2009-02-18 at 11:30
Where: conference room 501, Bat B, 5th floor, UPMC, 9 quai St Bernard, 75005 Paris
TITLE Modeling rat navigation: from cells to behavior
Modern psychological theories of spatial cognition postulate the existence of a geometric module for reorientation. This concept is derived from experimental data showing that in rectangular arenas with distinct landmarks in the corners, disoriented rats often make diagonal errors, suggesting their preference for the geometric (arena shape) over the non-geometric (landmarks) cues. Moreover, experimentally observed sensitivity of hippocampal cell firing to the changes in the environment layout was taken in support of the geometric module hypothesis. Using a computational model of rat navigation, we propose and test the alternative hypothesis that the influence of spatial geometry on both behavioral and neuronal levels can be explained by the properties of visual features that constitute local views of the environment. Our modeling results suggest that the pattern of diagonal errors observed in the reorientation task can be understood by the analysis of
sensory information processing that underlies the navigation strategy employed to solve the task. In particular, two navigation strategies are considered: (i) a place-based locale strategy that relies on a model of grid and place cells, and (ii) a stimulus-response taxon strategy that involves direct association of local views with action choices.

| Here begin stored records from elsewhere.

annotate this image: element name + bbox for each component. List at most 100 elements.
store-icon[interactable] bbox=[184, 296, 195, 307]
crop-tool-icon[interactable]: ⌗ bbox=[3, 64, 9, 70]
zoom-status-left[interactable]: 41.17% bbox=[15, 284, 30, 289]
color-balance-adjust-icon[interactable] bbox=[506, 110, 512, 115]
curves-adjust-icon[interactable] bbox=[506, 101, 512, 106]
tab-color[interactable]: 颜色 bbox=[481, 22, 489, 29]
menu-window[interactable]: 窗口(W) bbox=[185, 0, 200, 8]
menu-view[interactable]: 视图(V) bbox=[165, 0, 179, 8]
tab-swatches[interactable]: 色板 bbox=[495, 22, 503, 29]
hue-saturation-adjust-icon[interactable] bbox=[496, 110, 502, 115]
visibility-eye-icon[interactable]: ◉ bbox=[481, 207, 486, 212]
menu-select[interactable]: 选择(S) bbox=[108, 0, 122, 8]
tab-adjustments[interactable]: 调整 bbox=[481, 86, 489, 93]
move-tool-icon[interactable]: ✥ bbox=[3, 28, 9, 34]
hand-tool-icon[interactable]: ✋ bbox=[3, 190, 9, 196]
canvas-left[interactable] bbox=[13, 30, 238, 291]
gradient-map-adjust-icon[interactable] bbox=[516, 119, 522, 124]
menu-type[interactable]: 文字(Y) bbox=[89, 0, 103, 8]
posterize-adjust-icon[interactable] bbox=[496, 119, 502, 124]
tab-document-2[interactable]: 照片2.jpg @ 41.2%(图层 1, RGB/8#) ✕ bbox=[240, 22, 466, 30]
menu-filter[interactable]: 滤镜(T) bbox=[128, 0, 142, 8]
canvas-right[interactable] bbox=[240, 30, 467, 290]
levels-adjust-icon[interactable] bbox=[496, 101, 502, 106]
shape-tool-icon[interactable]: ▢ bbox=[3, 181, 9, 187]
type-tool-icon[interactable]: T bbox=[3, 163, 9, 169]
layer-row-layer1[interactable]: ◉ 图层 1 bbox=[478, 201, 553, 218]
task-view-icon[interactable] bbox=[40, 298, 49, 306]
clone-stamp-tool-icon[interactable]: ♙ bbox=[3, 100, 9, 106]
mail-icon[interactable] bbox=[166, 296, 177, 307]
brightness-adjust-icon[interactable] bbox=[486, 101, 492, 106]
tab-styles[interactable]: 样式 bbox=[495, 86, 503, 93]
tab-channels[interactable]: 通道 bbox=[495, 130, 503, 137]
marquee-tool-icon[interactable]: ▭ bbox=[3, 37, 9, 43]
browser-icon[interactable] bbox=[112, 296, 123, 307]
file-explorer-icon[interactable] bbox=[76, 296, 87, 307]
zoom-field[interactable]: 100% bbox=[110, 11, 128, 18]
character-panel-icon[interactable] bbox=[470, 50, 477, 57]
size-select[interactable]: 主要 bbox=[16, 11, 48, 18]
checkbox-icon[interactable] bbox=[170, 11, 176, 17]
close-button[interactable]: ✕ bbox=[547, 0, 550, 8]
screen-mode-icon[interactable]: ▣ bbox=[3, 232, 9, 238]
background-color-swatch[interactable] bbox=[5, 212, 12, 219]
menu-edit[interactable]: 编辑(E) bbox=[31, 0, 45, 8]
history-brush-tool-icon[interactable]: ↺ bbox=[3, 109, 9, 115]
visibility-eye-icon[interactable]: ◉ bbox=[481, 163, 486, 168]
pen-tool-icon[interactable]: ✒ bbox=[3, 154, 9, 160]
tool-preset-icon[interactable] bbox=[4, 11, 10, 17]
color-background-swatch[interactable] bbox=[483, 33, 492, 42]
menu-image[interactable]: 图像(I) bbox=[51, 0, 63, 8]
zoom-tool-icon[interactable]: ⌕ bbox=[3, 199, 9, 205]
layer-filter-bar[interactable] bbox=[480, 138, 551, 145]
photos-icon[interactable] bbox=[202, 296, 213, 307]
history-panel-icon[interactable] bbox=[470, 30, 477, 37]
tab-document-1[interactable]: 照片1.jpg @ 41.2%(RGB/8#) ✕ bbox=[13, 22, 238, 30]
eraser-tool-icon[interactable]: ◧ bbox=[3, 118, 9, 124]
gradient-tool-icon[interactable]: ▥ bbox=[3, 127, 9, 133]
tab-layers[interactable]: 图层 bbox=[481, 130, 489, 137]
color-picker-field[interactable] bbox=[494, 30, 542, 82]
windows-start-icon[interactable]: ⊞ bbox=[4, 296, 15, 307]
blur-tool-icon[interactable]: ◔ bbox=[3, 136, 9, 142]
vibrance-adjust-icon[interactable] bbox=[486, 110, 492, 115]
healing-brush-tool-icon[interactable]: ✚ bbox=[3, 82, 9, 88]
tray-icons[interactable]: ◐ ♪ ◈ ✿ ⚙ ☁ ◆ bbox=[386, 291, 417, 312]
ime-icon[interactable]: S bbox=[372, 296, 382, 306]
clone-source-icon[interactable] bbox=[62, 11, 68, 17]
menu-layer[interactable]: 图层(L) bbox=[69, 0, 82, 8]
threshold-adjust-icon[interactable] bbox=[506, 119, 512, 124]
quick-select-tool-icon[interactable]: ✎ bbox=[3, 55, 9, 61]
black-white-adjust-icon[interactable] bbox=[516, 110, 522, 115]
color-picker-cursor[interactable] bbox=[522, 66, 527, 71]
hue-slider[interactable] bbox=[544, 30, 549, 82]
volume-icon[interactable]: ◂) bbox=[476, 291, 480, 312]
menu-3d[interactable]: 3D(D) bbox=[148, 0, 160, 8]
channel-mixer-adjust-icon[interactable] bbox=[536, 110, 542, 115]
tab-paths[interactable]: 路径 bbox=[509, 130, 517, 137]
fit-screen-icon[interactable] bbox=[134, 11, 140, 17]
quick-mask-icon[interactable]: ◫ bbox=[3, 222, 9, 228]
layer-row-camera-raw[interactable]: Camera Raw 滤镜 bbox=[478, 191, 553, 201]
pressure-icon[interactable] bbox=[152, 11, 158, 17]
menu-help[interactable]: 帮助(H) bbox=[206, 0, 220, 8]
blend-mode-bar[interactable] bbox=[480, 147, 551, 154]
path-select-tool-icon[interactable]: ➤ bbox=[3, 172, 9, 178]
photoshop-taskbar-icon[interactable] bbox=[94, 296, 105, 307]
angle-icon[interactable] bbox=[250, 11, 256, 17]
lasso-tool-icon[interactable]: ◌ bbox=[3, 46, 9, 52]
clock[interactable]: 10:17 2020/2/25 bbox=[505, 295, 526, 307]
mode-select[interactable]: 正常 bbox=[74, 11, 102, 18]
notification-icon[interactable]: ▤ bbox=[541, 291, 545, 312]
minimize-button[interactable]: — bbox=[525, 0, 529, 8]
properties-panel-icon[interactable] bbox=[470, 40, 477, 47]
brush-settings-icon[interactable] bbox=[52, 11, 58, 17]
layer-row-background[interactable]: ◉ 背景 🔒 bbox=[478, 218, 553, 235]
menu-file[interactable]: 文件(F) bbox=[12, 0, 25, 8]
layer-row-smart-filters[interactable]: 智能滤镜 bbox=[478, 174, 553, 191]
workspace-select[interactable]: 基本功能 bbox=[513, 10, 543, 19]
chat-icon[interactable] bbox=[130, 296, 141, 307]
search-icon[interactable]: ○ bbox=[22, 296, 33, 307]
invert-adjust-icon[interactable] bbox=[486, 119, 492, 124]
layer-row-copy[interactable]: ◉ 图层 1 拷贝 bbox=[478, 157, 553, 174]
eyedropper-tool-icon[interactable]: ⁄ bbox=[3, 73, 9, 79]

We show that the application of the two strategies in the reorientation task result in different patterns of diagonal errors, consistently with behavioral data. These results argue against the geometric module hypothesis by providing a simpler and biologically more plausible explanation for the related experimental data. Moreover, the same model can also describe behavioral results in watermaze tasks with fixed or variable starting conditions.